A agricultura de base familiar será a maior beneficiada pela Instrução Normativa 02, do Ministério da Agricultura, Pesca e Abastecimento (Mapa), publicada este mês e que estabelece a Bahia como zona livre da sigatoka-negra por tempo indeterminado.


O estado é o maior produtor de banana do país, com 1,25 milhão de toneladas cultivadas em 84,7 mil hectares (cerca de 60% dos produtores são pequenos). O novo status concedido pelo Mapa é resultado de auditorias nas principais regiões produtoras da fruta na Bahia, onde nenhum sintoma da doença foi constatado.


“Com essa medida, o trânsito de bananeiras e frutos produzidos no estado estará livre para qualquer parte do país, inclusive poderá auxiliar na introdução da exportação da banana produzida na Bahia para mercados internacionais exigentes do ponto de vista sanitário”, disse o diretor-geral da Agência de Defesa Agropecuária da Bahia (Adab), Altair Santana.

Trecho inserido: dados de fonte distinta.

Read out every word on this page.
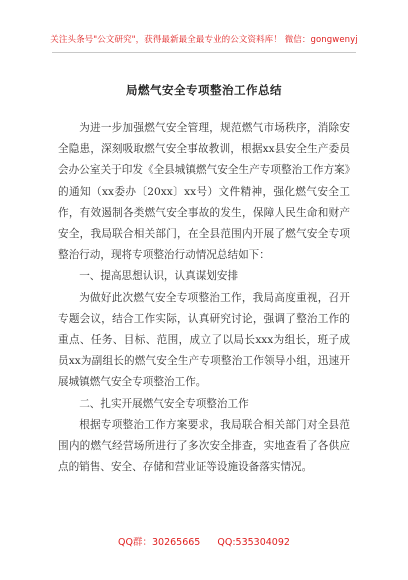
关注头条号"公文研究"，获得最新最全最专业的公文资料库！ 微信：gongwenyj
局燃气安全专项整治工作总结

为进一步加强燃气安全管理，规范燃气市场秩序，消除安全隐患，深刻吸取燃气安全事故教训，根据xx县安全生产委员会办公室关于印发《全县城镇燃气安全生产专项整治工作方案》的通知（xx委办〔20xx〕xx号）文件精神，强化燃气安全工作，有效遏制各类燃气安全事故的发生，保障人民生命和财产安全，我局联合相关部门，在全县范围内开展了燃气安全专项整治行动，现将专项整治行动情况总结如下：

一、提高思想认识，认真谋划安排

为做好此次燃气安全专项整治工作，我局高度重视，召开专题会议，结合工作实际，认真研究讨论，强调了整治工作的重点、任务、目标、范围，成立了以局长xxx为组长，班子成员xx为副组长的燃气安全生产专项整治工作领导小组，迅速开展城镇燃气安全专项整治工作。

二、扎实开展燃气安全专项整治工作

根据专项整治工作方案要求，我局联合相关部门对全县范围内的燃气经营场所进行了多次安全排查，实地查看了各供应点的销售、安全、存储和营业证等设施设备落实情况。

QQ群：30265665 QQ:535304092
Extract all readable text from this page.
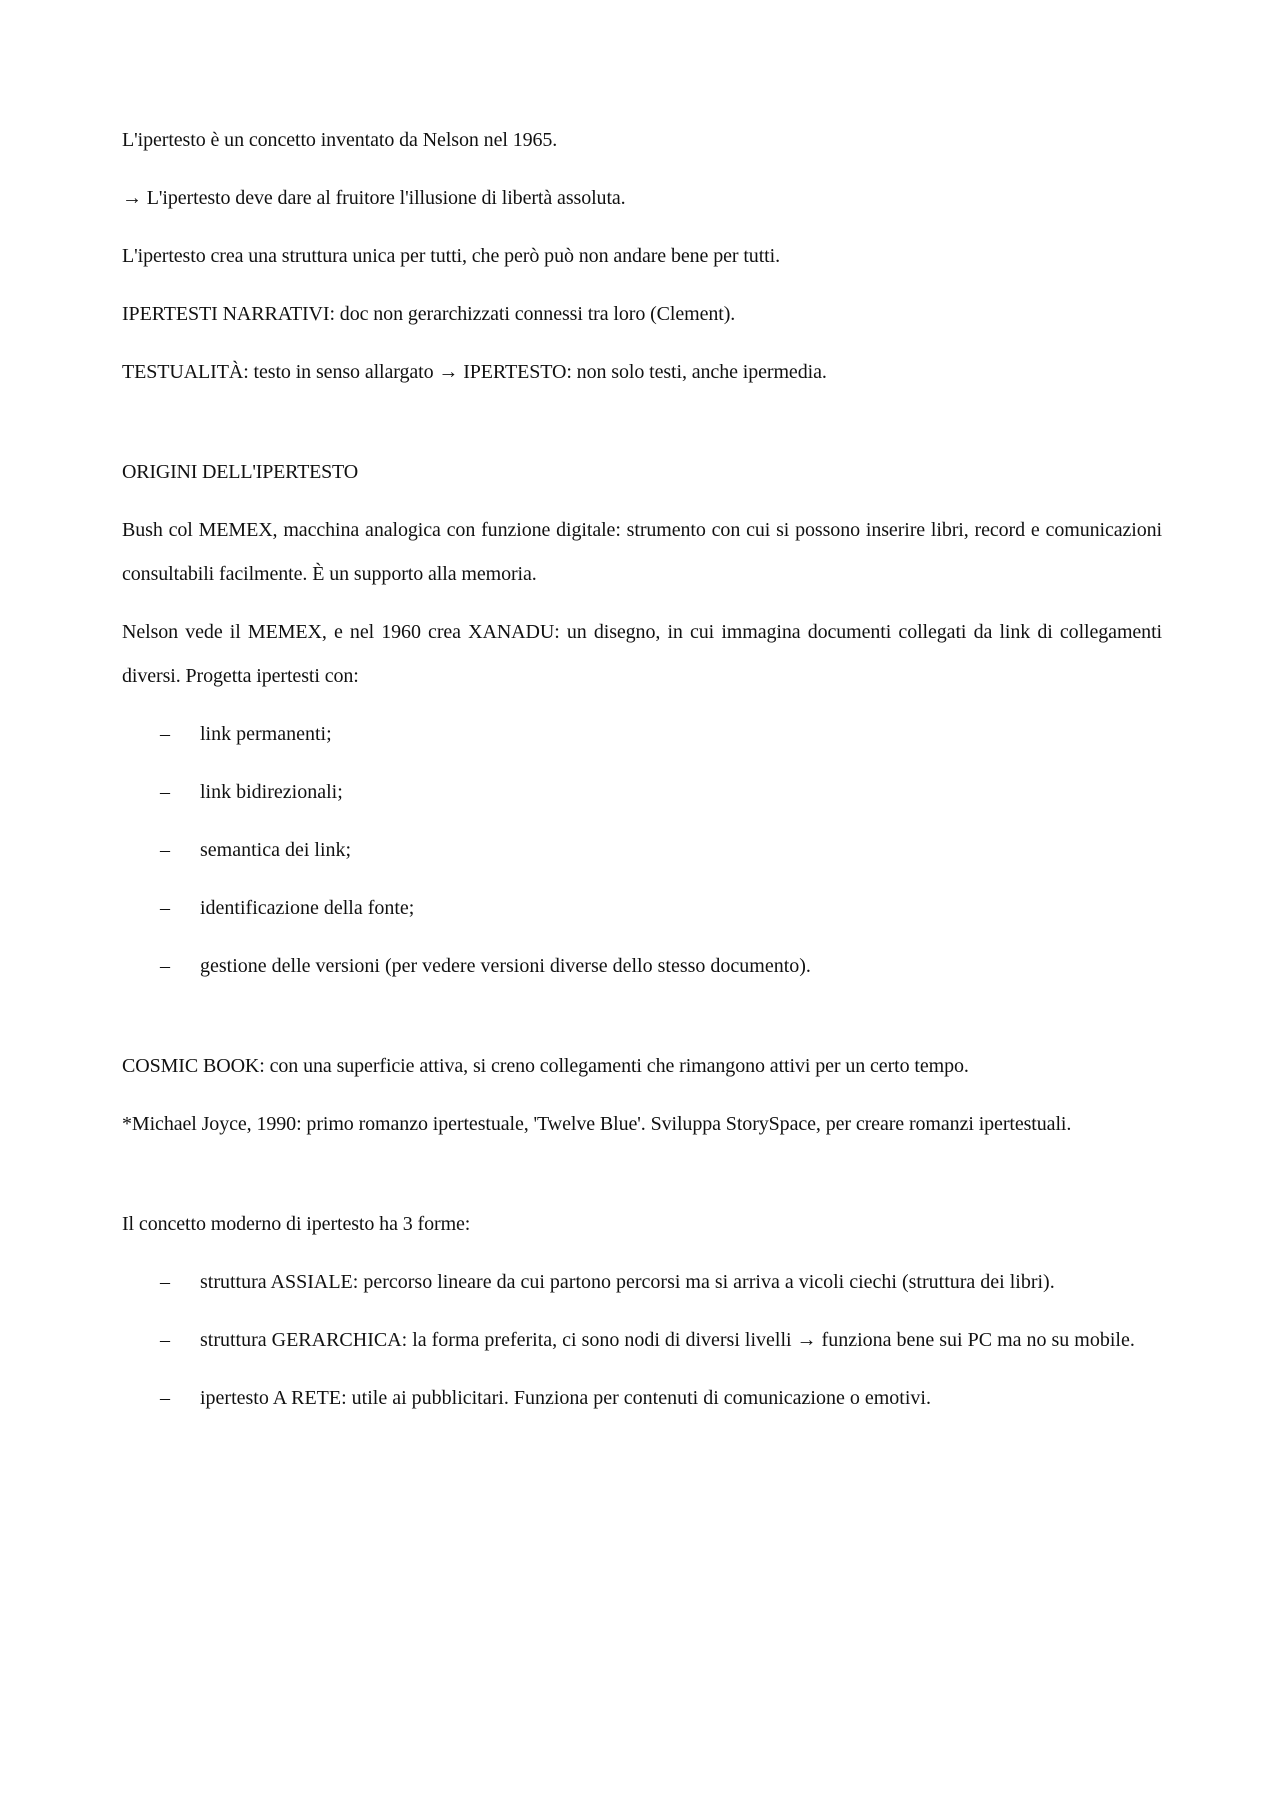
L'ipertesto è un concetto inventato da Nelson nel 1965.

→ L'ipertesto deve dare al fruitore l'illusione di libertà assoluta.

L'ipertesto crea una struttura unica per tutti, che però può non andare bene per tutti.

IPERTESTI NARRATIVI: doc non gerarchizzati connessi tra loro (Clement).

TESTUALITÀ: testo in senso allargato → IPERTESTO: non solo testi, anche ipermedia.

ORIGINI DELL'IPERTESTO

Bush col MEMEX, macchina analogica con funzione digitale: strumento con cui si possono inserire libri, record e comunicazioni consultabili facilmente. È un supporto alla memoria.

Nelson vede il MEMEX, e nel 1960 crea XANADU: un disegno, in cui immagina documenti collegati da link di collegamenti diversi. Progetta ipertesti con:

– link permanenti;
– link bidirezionali;
– semantica dei link;
– identificazione della fonte;
– gestione delle versioni (per vedere versioni diverse dello stesso documento).

COSMIC BOOK: con una superficie attiva, si creno collegamenti che rimangono attivi per un certo tempo.

*Michael Joyce, 1990: primo romanzo ipertestuale, 'Twelve Blue'. Sviluppa StorySpace, per creare romanzi ipertestuali.

Il concetto moderno di ipertesto ha 3 forme:

– struttura ASSIALE: percorso lineare da cui partono percorsi ma si arriva a vicoli ciechi (struttura dei libri).
– struttura GERARCHICA: la forma preferita, ci sono nodi di diversi livelli → funziona bene sui PC ma no su mobile.
– ipertesto A RETE: utile ai pubblicitari. Funziona per contenuti di comunicazione o emotivi.
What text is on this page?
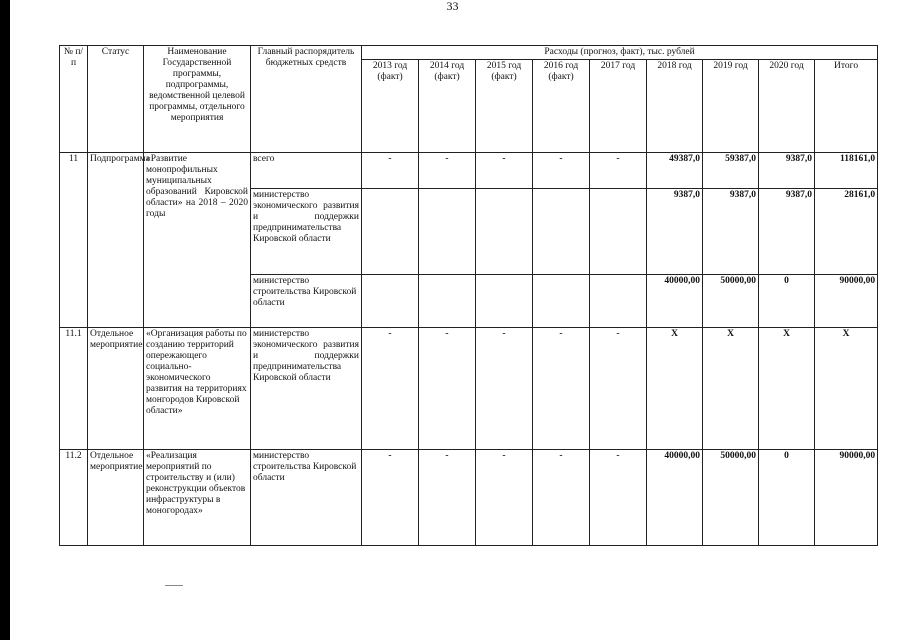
33
№ п/п	Статус	Наименование Государственной программы, подпрограммы, ведомственной целевой программы, отдельного мероприятия	Главный распорядитель бюджетных средств	Расходы (прогноз, факт), тыс. рублей								
				2013 год (факт)	2014 год (факт)	2015 год (факт)	2016 год (факт)	2017 год	2018 год	2019 год	2020 год	Итого
11	Подпрограмма	«Развитие монопрофильных муниципальных образований Кировской области» на 2018 – 2020 годы	всего	-	-	-	-	-	49387,0	59387,0	9387,0	118161,0
			министерство экономического развития и поддержки предпринимательства Кировской области						9387,0	9387,0	9387,0	28161,0
			министерство строительства Кировской области						40000,00	50000,00	0	90000,00
11.1	Отдельное мероприятие	«Организация работы по созданию территорий опережающего социально-экономического развития на территориях монгородов Кировской области»	министерство экономического развития и поддержки предпринимательства Кировской области	-	-	-	-	-	X	X	X	X
11.2	Отдельное мероприятие	«Реализация мероприятий по строительству и (или) реконструкции объектов инфраструктуры в моногородах»	министерство строительства Кировской области	-	-	-	-	-	40000,00	50000,00	0	90000,00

Dentre as principais estratégias utilizadas pela Adab, está a realização de cursos e seminários para conscientização dos produtores quanto à praga, bem como a fiscalização da entrada de frutos e materiais de transporte procedentes de estados com presença da doença. Essas ações fazem parte do Programa de Prevenção à Sigatoka-negra, executado pela agência.


Segundo a legislação estadual vigente, é proibida a entrada de banana na Bahia originária do Amazonas, Acre, Rondônia, Amapá, Mato Grosso, Mato Grosso do Sul, Minas Gerais, Pará, Paraná, Roraima, Rio Grande do Sul, Santa Catarina e São Paulo. No ano de 2007, foram apreendidas pela Adab cerca de 30 toneladas da fruta sem permissão de trânsito para a Bahia.


A praga


O fungo Mycospharella fijiensis, conhecido popularmente como sigatoka- negra, tem alta capacidade de contaminação. Pode ser levado pelo vento ou pela chuva e no transporte da banana. É originário das Ilhas Fiji, no Pacífico, e hoje está presente em toda a América Central, parte da África e Ásia, Colômbia, Venezuela e Equador.


Com a sigatoka-negra, as folhas da bananeira são atacadas, provocando uma rápida decomposição. A morte da planta acontece antes da formação do cacho, porque reduz a capacidade fotossintética. Por causa disso há uma diminuição na produção.